Il pourrait bien sûr exister une autre explication à cette vacance inhabituelle. L’appartement n’a-t-il pas été acheté, en 2001, en vue d’héberger le couple Chirac après son départ de l’Elysée ? La situation politique de la France cette année-là peut le laisser penser. Lorsque les Hariri décident d’acquérir l’appartement, en juin, rien n’est joué pour la présidentielle de 2002 : les sondages donnent Lionel Jospin et Jacques Chirac au coude à coude. En cas de défaite, et d’abandon de la politique, celui qui fut toujours un  » résident de la République  » – de l’hôtel de ville de Paris à l’Elysée, en passant par Matignon, sera obligé de se trouver un  » chez lui  » parisien.

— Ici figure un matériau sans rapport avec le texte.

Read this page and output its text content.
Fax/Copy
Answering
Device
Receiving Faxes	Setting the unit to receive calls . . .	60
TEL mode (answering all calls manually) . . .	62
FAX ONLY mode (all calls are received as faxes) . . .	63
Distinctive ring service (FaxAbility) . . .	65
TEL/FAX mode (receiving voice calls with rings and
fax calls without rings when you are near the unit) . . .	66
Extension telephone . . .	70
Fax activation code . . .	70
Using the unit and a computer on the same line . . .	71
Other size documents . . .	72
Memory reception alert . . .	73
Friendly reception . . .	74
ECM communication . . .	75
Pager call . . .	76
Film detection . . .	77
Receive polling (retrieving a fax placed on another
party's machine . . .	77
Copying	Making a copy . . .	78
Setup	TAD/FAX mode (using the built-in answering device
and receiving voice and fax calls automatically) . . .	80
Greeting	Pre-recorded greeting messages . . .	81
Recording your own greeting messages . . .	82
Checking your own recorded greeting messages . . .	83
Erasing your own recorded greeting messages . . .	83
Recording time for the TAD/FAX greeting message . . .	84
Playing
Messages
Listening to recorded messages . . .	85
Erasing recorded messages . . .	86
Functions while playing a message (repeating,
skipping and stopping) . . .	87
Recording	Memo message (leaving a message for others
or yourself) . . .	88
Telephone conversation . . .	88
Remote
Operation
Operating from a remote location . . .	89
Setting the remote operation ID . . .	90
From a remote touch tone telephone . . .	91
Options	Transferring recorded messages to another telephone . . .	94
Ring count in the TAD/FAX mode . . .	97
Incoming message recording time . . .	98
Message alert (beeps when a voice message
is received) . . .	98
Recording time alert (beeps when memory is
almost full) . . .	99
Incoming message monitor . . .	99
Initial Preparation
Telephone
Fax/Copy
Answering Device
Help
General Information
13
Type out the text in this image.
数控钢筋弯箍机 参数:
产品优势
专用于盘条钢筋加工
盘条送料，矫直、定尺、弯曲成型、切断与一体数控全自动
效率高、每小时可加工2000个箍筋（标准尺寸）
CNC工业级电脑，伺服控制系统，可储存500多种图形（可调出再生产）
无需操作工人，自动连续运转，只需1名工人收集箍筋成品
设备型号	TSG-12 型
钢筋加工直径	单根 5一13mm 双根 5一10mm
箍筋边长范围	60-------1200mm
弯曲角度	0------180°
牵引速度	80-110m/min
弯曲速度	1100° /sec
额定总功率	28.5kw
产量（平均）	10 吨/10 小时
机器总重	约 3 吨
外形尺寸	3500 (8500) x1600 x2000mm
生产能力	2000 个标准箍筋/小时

L’appartement des Hariri tomberait alors à pic.

Cette hypothèse, qui met à mal la version du communiqué diffusé en avril 2007, est renforcée par un témoignage recueilli par Le Vif/L’Express. Un voisin du 3, quai Voltaire indique en effet avoir rencontré Mme Chirac, accompagnée de son officier de sécurité, quelques années avant l’emménagement du printemps 2007.

Le Vif/L’Express a sollicité le commentaire de Jacques Chirac sur l’ensemble de ces éléments, y compris sur la visite de son épouse. Par le biais de son attachée de presse, Bénédicte Brissard, l’ancien président a opposé une fin de non-recevoir à notre démarche.  » Tout ceci relève d’un domaine strictement privé, indique sa collaboratrice. Un chef d’Etat ayant quitté ses fonctions a droit à une vie privée comme tout un chacun. Quant à l’aspect provisoire de l’installation, nous répétons que cette situation n’a pas vocation à être définitive. « 

La mise à disposition d’un tel appartement appelle pourtant quelques questions légitimes s’agissant d’un ex-chef de l’Etat français bénéficiant d’une retraite de l’ordre de 15 000 euros mensuels et d’un patrimoine important. D’après le communiqué d’avril 2007, le logement est  » prêté « , ce qui signifie qu’il est mis à disposition à titre gratuit. Même générosité vis-à-vis de la fiscalité : selon nos informations, la taxe d’habitation est réglée par le locataire en titre, Ayman Hariri.

Jacques Chirac se retrouve ainsi dans une situation inédite sous la Ve République. L’ancien président en a lui-même convenu en soulignant le caractère transitoire et provisoire de cet hébergement.